In exchange, Bentley demanded that Airbus create no fewer than 1,000 permanent jobs. The agreement allows the state to withhold cash if Airbus doesn’t meet the target. Construction will temporarily employ about 3,000 workers, and the plant, expected to start production in late 2015, will eventually turn out four planes a month. Bentley says Alabama taxpayers will recoup the investment more than twofold within three years.
Settling in Alabama, a right-to-work state, will mean lower labor costs for Airbus since plant employees won’t be unionized. Yet opening up shop in Alabama isn’t about saving Airbus money. The Mobile facility won’t make entire airplanes—it will assemble pieces made overseas. Partially completed sections, from cockpit to tail, will be transported by barge from the company’s European factories to Alabama, where they’ll be put together.
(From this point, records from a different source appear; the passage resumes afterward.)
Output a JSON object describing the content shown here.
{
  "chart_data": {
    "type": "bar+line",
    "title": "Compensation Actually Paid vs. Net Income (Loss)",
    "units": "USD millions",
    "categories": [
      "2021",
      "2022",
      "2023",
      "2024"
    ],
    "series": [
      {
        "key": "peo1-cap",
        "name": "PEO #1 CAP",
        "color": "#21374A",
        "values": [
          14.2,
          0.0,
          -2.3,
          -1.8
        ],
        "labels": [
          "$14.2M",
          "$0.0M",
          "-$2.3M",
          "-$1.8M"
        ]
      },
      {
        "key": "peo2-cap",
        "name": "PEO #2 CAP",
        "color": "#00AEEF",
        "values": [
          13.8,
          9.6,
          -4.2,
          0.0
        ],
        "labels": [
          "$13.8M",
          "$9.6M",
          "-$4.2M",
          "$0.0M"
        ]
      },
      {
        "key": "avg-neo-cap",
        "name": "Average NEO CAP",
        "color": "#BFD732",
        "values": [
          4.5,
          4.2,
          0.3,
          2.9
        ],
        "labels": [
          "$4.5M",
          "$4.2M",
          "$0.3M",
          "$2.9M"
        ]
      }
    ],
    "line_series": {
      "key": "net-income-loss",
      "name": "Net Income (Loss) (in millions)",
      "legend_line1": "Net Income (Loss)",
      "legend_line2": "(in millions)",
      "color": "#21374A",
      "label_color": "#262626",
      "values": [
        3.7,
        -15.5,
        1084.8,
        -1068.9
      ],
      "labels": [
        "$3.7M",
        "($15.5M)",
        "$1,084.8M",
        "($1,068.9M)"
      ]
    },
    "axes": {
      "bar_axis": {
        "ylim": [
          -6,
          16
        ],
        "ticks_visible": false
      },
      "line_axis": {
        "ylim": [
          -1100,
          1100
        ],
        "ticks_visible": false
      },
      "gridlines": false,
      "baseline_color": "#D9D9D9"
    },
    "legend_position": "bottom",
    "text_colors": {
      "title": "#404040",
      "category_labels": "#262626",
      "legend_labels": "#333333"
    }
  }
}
The cost of transporting the pieces means that even with lower labor costs, planes completed in the U.S. will cost more to manufacture than those made start to finish in Europe, says Zafar Khan, an aerospace analyst with Société Générale.
McArtor says having a presence in the U.S. is worth the cost and complications if it helps the company to sell more planes. “Being close to the customer always works—in any industry,” he says. “We believe, similar to other industries, including the auto industry, that if we create an industrial presence in the U.S. our market share will go up.”
The company may have another, more ambitious reason for setting down roots in the U.S.: increasing its chances of landing the kind of multibillion-dollar military contract it lost to Boeing. “They want to be seen as an American company,” says Scott Hamilton, an aerospace analyst at Leeham Co. “The larger strategy is how this positions EADS long term. In 10 or more years, they’ll be able to go back to the Pentagon and say, we have a good solid U.S. footprint.” McArtor won’t say whether the company has any current plans to compete for such contracts. Yet he’s mindful that putting Americans to work can open doors in Washington. “When you create jobs, create foreign investment,” he says, “you’re just received differently on Capitol Hill.”